Output is Dead, Long Live Process-Oriented Learning!
AI = Redundancy of Output-Oriented Education.
With AI capable of generating half decent writing, supporting research, and even creating works of art (depending on our definition of art), many ask what role human educators can play in the future.
I see this as a golden opportunity to refocus education entirely. Perhaps we should reverse the question: if AI is the answer, what was the question asked by education to begin with? The answer is complicated, but at least part of it has to do with decades of education being tailored around convenience for those who exercise it rather than optimal learning for those at the receiving end.
Hard words, perhaps, but output-oriented education was never principally concerned with processes. Now, however, AI is about to change that premise entirely.
The Radical Shift: Emphasizing Process over Product
Technologies have come and gone in education, but AI has already had a more radical influence on education than any other technology before: emphasis on the process of learning, rather than the end product, is the way forward for purpose-driven, human-led advances.
Summative assessments of what students produce at the end of a course will be of little or no interest for future learners and employees. Historically speaking, whether an essay, a mathematical proof, or a painting, the focus has been on evaluating the final output. Yet in the arts and sciences alike, the end product is largely meaningless without also understanding the processes that generated it.
When it comes to AI, for the time being most notably in the form of chatbots, the situation is largely the same. As AI evolves and becomes faster and still more capable of producing various types of content, educators are forced to reconsider the very substance of education and learning. This is no easy feat, but I believe part of the answer is to be found in cultivating the uniquely human skills of critical thinking and creativity.
Subjects like design, architecture, journalism, and the arts have always emphasised processes over product. Architects' sketches and models reveal their processes, and innovation labs obsess about design thinking. Scientists' notebooks show the twists and turns in their inquiry, favouring incremental adjustments along the way. These fields understand that forcing students to showcase finished products does not necessarily privilege those with the best ideas.
In future, all fields in higher education must adopt this process-focus. Courses should be redesigned with proces-oriented learning at the centre, with frequent opportunities for students to document, discuss, and reflect on their work. Assessments should evaluate not just the final project, paper or painting, but the iterative process that allowed students to refine their ideas. This approach allows students of all backgrounds to develop important metacognitive skills, and importantly, it will force students learn to think critically about how they think.

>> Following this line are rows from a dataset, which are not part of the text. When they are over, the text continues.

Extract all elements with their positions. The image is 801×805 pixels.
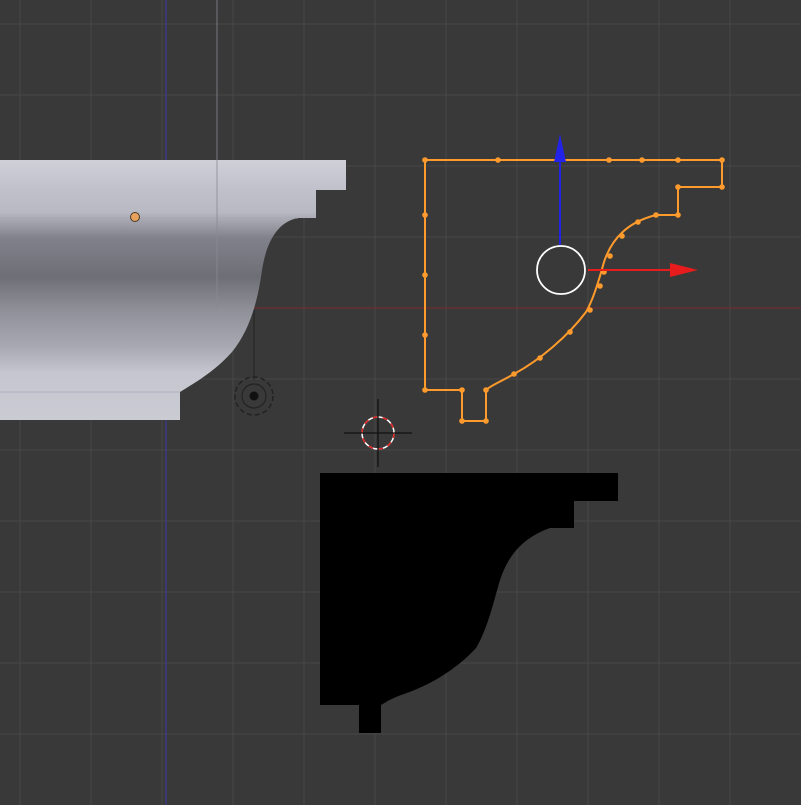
crown-molding-mesh[interactable] [0,0,346,420]
z-arrow-icon[interactable] [554,134,566,162]
curve-vertex[interactable] [511,371,517,377]
molding-body [0,160,346,420]
curve-vertex[interactable] [587,307,593,313]
curve-vertex[interactable] [619,233,625,239]
filled-profile-shape[interactable] [320,473,618,733]
curve-vertex[interactable] [422,272,428,278]
curve-vertex[interactable] [422,387,428,393]
curve-vertex[interactable] [719,157,725,163]
x-arrow-icon[interactable] [670,263,698,277]
curve-vertex[interactable] [567,329,573,335]
pivot-ring-icon[interactable] [536,245,586,295]
curve-vertex[interactable] [719,184,725,190]
curve-vertex[interactable] [607,253,613,259]
3d-cursor-icon[interactable] [344,399,412,467]
curve-vertex[interactable] [459,387,465,393]
curve-vertex[interactable] [459,418,465,424]
curve-vertex[interactable] [639,157,645,163]
curve-vertex[interactable] [597,283,603,289]
3d-viewport[interactable] [0,0,801,805]
curve-vertex[interactable] [422,212,428,218]
curve-vertex[interactable] [606,157,612,163]
curve-vertex[interactable] [483,387,489,393]
curve-vertex[interactable] [675,157,681,163]
origin-dot-icon[interactable] [130,212,140,222]
curve-vertex[interactable] [422,157,428,163]
curve-vertex[interactable] [675,184,681,190]
curve-vertex[interactable] [537,355,543,361]
curve-vertex[interactable] [675,212,681,218]
curve-vertex[interactable] [422,332,428,338]
curve-vertex[interactable] [635,219,641,225]
curve-vertex[interactable] [653,212,659,218]
curve-vertex[interactable] [495,157,501,163]
curve-vertex[interactable] [483,418,489,424]
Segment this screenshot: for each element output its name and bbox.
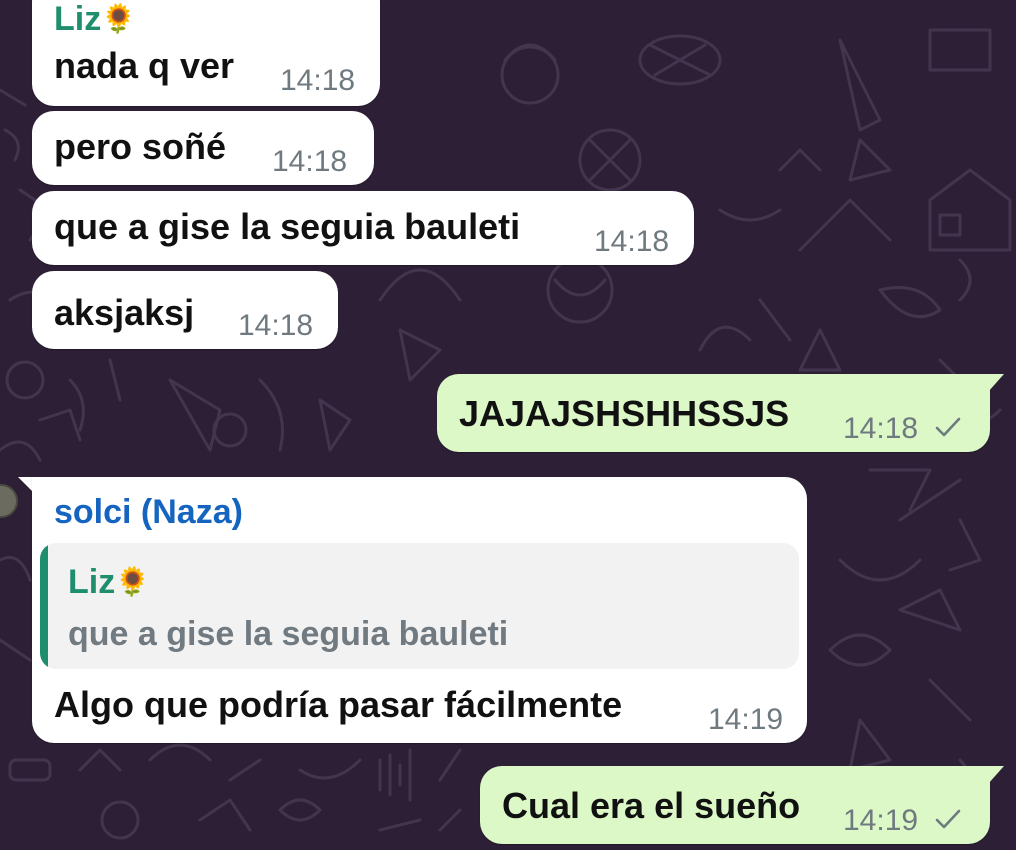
message-text: que a gise la seguia bauleti — [54, 206, 521, 247]
quote-accent-bar — [40, 543, 48, 669]
message-text: JAJAJSHSHHSSJS — [459, 393, 790, 434]
message-bubble-incoming[interactable]: solci (Naza) Liz🌻 que a gise la seguia b… — [32, 477, 807, 743]
single-check-icon — [935, 809, 961, 829]
message-bubble-outgoing[interactable]: Cual era el sueño 14:19 — [480, 766, 990, 844]
message-text: Cual era el sueño — [502, 785, 801, 826]
sender-name: Liz🌻 — [54, 0, 137, 38]
message-timestamp: 14:18 — [843, 412, 919, 445]
bubble-tail-outgoing — [988, 766, 1004, 784]
sender-name: solci (Naza) — [54, 493, 243, 531]
message-bubble-incoming[interactable]: pero soñé 14:18 — [32, 111, 374, 185]
single-check-icon — [935, 417, 961, 437]
sunflower-emoji-icon: 🌻 — [101, 3, 137, 34]
quoted-message-text: que a gise la seguia bauleti — [68, 615, 509, 653]
message-bubble-incoming[interactable]: que a gise la seguia bauleti 14:18 — [32, 191, 694, 265]
message-timestamp: 14:18 — [238, 309, 314, 342]
message-bubble-outgoing[interactable]: JAJAJSHSHHSSJS 14:18 — [437, 374, 990, 452]
quoted-message[interactable]: Liz🌻 que a gise la seguia bauleti — [40, 543, 799, 669]
message-timestamp: 14:18 — [272, 145, 348, 178]
message-timestamp: 14:19 — [708, 703, 784, 736]
message-text: pero soñé — [54, 126, 227, 167]
message-bubble-incoming[interactable]: Liz🌻 nada q ver 14:18 — [32, 0, 380, 106]
message-text: Algo que podría pasar fácilmente — [54, 684, 623, 725]
message-timestamp: 14:18 — [594, 225, 670, 258]
message-text: aksjaksj — [54, 292, 195, 333]
message-timestamp: 14:18 — [280, 64, 356, 97]
message-timestamp: 14:19 — [843, 804, 919, 837]
quoted-sender-name: Liz🌻 — [68, 563, 151, 601]
message-bubble-incoming[interactable]: aksjaksj 14:18 — [32, 271, 338, 349]
bubble-tail-outgoing — [988, 374, 1004, 392]
message-text: nada q ver — [54, 45, 235, 86]
sunflower-emoji-icon: 🌻 — [115, 566, 151, 597]
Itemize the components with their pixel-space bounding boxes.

Some may argue this is an elitist view that privileges prestigious creative fields over practical disciplines like business or medicine. But process supersedes product even in technical fields like engineering and computer science. No one would trust a program or device that appeared fully formed without documentation of the iterative process behind it. Scratch work is essential for catching mistakes and testing assumptions in all areas.
I recently wrote about Problem Based Learning at Aalborg University, a pedagogical approach that arguably puts this institution at an advantage when it comes to rethinking curriculum and exam forms.
Challenges and Opportunities: Implementing Change in Education
For most institutions, recalibrating curricula around process over product for AI will not be easy. Institutions habituated to evaluating and ranking students based on final exams and term papers may resist. Industry insiders may argue that sacrificing output volume for deeper process focus leaves graduates unprepared for fast-paced corporate environments.
However, these arguments reflect short-term thinking. In the long run, process-focused learning is the only way to produce graduates capable of excelling in an AI-powered world. To stay ahead of algorithms and large language models, humans must go deeper, focusing less on what work looks like and more on the thinking that produced it.
Artificial intelligence requires a sweeping reevaluation of how we teach and assess student work. Rather than letting an obsolete model focused on standardized testing and credentialing die slowly, educators must be bold and proactively lead the way into a process-oriented future. Uncomfortable as this may very well be.
Implementing change of this magnitude is incredibly demanding. Policymakers must revise standards and testing regimes to prioritize ongoing demonstrations of process over high-stakes summative assessments. Accreditors should redefine quality indicators around the resources and opportunities institutions provide for meaningful, iterative practice. And individual educators must have the courage to fundamentally redesign curricula, assignments, and rubrics to direct their attention to process as much as product.
Curriculum redesign will most likely necessitate changes in institutional infrastructure as well. Traditional lecture halls and exams must give way to flexible studios and small group workspaces designed for active learning. Education budgets will need to prioritize funding for new types of equipment and technical support. And partnerships with industry must focus on providing real-world contexts and interactions, not just job credentials.
The jobs of tomorrow will require adaptability and problem solving. An education system designed around cultivating process, not products, can better equip students with these abilities to meaningfully shape the age of artificial intelligence, and their own personal and professional futures in it.
I honestly do believe it is possible to create an education system that develops thoughtful, creative, and engaged citizens who will thrive in an AI-powered world.
The students expect us to succeed. How’s that for motivation?
But it will be an uphill battle all the way.